In ogni caso, comunque sia andata, il patron quest’estate ha deciso di far di testa propria nella convinzione che le sostituzioni di Spalletti e Giuntoli fossero semplici dettagli. Primo errore: se al posto di mandare la famosa pec al suo tecnico, si fosse mosso già in primavera per cominciare a preparare il futuro, forse si sarebbe evitato il casting stile Cinecittà per scegliere il nuovo allenatore. Quaranta nomi e troppi no. Ha detto no il suo preferito, Italiano. Ha detto no Thiago Motta. Ha detto sì Paulo Sousa, ma poi è stato il Napoli a dire di no. Alla fine ecco spuntare dal cilindro Rudi Garcia, un tecnico ormai in irreversibile parabola discendente dai lontani fasti di Lione. Solo che Adl si dev’essere convinto che tutto quello che tocca lui diventa oro. Non sempre funziona così.
Il secondo errore arriva a ruota, quando decide di non sostituire Giuntoli con una figura sovrapponibile alla guida dell’area tecnica del Napoli, lasciando così Garcia da solo, al posto di mettergli uno vicino che avrebbe potuto consigliarlo meglio e spiegargli che doveva toccare il meno possibile della macchina perfetta costruita da Spalletti. Siccome quello che conta è lui, e basta e avanza, chiama come ds Meluso. Alla fine De Laurentiis ha immaginato che il Napoli potesse diventare una realtà completamente personalizzata sulla sua figura, una piramide sotto un unico vertice: il suo.
Così adesso si è arrivati alla resa dei conti. E il giochetto di si ripete. Il prescelto, Antonio Conte, dice di no. L’ex Juve ed ex Inter è uno che vuole mano libera, un sergente di ferro e un decisionista, che mal sopporterebbe ingerenze di sorta: non lo vediamo troppo andar d’accordo con un padre padrone. Dopo di lui, c’è Tudor, un altro che non ci pensa due volte a mandare a quel paese chi non gli garba. E’ giovane e bravo, ma il suo è un calcio propositivo stile Gasperini, niente a che vedere con Spalletti. Un allievo del tecnico di Certaldo sarebbe Cannavaro, ma il curriculum non brilla.

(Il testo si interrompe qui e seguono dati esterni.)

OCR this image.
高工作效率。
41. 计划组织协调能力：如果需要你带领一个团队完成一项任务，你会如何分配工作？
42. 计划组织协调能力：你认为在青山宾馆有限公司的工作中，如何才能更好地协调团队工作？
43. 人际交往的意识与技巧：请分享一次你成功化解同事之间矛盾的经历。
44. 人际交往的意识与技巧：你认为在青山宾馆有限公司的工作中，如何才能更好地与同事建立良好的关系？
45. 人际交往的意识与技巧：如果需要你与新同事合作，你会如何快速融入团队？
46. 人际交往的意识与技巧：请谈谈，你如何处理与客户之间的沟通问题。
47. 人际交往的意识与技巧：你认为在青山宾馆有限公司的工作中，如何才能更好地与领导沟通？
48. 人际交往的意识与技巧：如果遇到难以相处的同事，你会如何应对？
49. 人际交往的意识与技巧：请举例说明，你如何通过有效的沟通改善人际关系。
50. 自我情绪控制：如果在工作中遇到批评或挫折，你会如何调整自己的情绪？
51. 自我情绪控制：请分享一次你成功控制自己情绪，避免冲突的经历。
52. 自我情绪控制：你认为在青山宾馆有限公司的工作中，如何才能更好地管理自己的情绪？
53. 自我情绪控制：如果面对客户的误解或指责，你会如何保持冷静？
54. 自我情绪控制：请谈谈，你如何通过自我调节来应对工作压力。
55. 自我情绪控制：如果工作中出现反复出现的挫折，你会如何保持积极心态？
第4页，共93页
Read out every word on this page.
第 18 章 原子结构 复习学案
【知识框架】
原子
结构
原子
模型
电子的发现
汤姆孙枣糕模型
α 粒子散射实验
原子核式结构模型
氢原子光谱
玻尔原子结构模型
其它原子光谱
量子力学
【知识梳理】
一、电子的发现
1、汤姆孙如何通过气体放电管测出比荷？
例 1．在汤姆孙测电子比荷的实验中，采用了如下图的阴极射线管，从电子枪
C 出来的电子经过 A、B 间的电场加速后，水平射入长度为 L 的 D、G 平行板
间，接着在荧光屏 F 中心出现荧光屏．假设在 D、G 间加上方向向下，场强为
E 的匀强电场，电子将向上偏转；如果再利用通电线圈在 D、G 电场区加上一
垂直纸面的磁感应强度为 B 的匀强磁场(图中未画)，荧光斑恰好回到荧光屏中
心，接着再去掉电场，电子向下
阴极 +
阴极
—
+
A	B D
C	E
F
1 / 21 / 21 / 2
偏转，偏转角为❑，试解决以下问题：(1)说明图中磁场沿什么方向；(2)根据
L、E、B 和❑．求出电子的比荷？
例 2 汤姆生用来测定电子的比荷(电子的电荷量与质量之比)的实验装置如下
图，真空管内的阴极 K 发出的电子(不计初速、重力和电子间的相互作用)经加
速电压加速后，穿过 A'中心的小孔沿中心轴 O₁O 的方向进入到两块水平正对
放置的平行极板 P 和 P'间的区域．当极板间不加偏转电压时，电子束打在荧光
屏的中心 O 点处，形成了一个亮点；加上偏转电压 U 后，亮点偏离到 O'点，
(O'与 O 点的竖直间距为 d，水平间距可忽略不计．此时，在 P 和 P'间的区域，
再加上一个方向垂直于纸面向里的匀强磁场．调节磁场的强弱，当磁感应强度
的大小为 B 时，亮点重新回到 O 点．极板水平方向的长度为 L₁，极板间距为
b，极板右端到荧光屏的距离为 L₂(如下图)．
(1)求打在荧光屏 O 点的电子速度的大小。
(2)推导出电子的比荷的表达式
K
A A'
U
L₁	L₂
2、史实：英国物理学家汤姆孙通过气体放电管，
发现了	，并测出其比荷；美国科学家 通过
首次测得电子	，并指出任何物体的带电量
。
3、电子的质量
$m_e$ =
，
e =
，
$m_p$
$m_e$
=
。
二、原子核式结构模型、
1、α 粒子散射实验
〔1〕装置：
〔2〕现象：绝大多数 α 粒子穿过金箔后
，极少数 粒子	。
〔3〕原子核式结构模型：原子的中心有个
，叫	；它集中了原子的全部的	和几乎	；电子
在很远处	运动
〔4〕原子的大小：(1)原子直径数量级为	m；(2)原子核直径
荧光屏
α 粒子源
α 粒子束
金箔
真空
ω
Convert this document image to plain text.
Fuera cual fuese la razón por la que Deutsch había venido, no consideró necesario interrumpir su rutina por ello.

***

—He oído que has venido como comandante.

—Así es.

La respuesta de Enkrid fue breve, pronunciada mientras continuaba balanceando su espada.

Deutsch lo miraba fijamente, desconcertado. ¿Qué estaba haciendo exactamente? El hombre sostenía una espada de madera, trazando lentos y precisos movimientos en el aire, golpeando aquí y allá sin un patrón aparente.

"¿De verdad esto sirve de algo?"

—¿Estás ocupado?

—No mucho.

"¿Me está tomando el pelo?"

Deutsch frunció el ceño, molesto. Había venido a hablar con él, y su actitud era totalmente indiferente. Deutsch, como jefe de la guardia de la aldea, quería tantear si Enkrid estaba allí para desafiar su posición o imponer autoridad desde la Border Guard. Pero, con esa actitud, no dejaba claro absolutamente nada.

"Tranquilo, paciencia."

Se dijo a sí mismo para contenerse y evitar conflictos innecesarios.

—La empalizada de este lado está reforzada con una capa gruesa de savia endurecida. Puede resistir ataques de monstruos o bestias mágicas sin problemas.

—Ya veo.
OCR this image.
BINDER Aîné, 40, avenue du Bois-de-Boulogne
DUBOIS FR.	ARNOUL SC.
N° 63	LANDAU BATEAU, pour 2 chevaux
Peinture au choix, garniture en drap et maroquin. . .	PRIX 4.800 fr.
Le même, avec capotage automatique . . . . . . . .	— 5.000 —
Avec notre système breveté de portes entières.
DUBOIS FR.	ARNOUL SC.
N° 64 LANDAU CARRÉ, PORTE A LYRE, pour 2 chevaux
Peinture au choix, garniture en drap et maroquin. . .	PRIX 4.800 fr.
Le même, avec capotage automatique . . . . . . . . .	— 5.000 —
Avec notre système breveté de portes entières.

E allora, occhio a Mazzarri, che non è che negli ultimi tempi abbia fatto faville. Per di più, Garcia non ha nessuna intenzione di trovare un accordo per sciogliere il biennale (scadenza giugno 2025) da 3,2 milioni netti a stagione. Sono ore frenetiche. Grande riunione nella sede della Filmauro a Roma, con l’ad Chiavelli, il ds Meluso, il club manager Sinicropi e il capo scouting Micheli, che secondo la vulgata popolare sarebbe quello che avrebbe spinto per convincere Adl a prendere Garcia. Non tira una bella aria.
Adl vuole solo un traghettatore, aspettando Farioli (miracolo Nizza) o Italiano per giugno. Sembra davvero così lontano lo scudetto? Confucio diceva: il successo dipende dalla preparazione precedente e senza una tale preparazione c’è sicuramente il fallimento. Ecco: tutto quello che c’è stato prima è un gran pasticcio. E’ senza dubbio vero che la fiducia in se stessi è il primo segreto del successo (Walt Disney diceva che la chiave di tutto è credere fino in fondo in qualcosa e nelle tue capacità di ottenere quello che vuoi), però bisogna sempre stare attenti a non esagerare. Un po’ di umiltà non guasta. «Non mi giudicate per i miei succissi, ma per tutte quelle volte che sono caduto e sono riuscito a rialzarmi». E’ un consiglio. Lo suggeriva Nelson Mandela.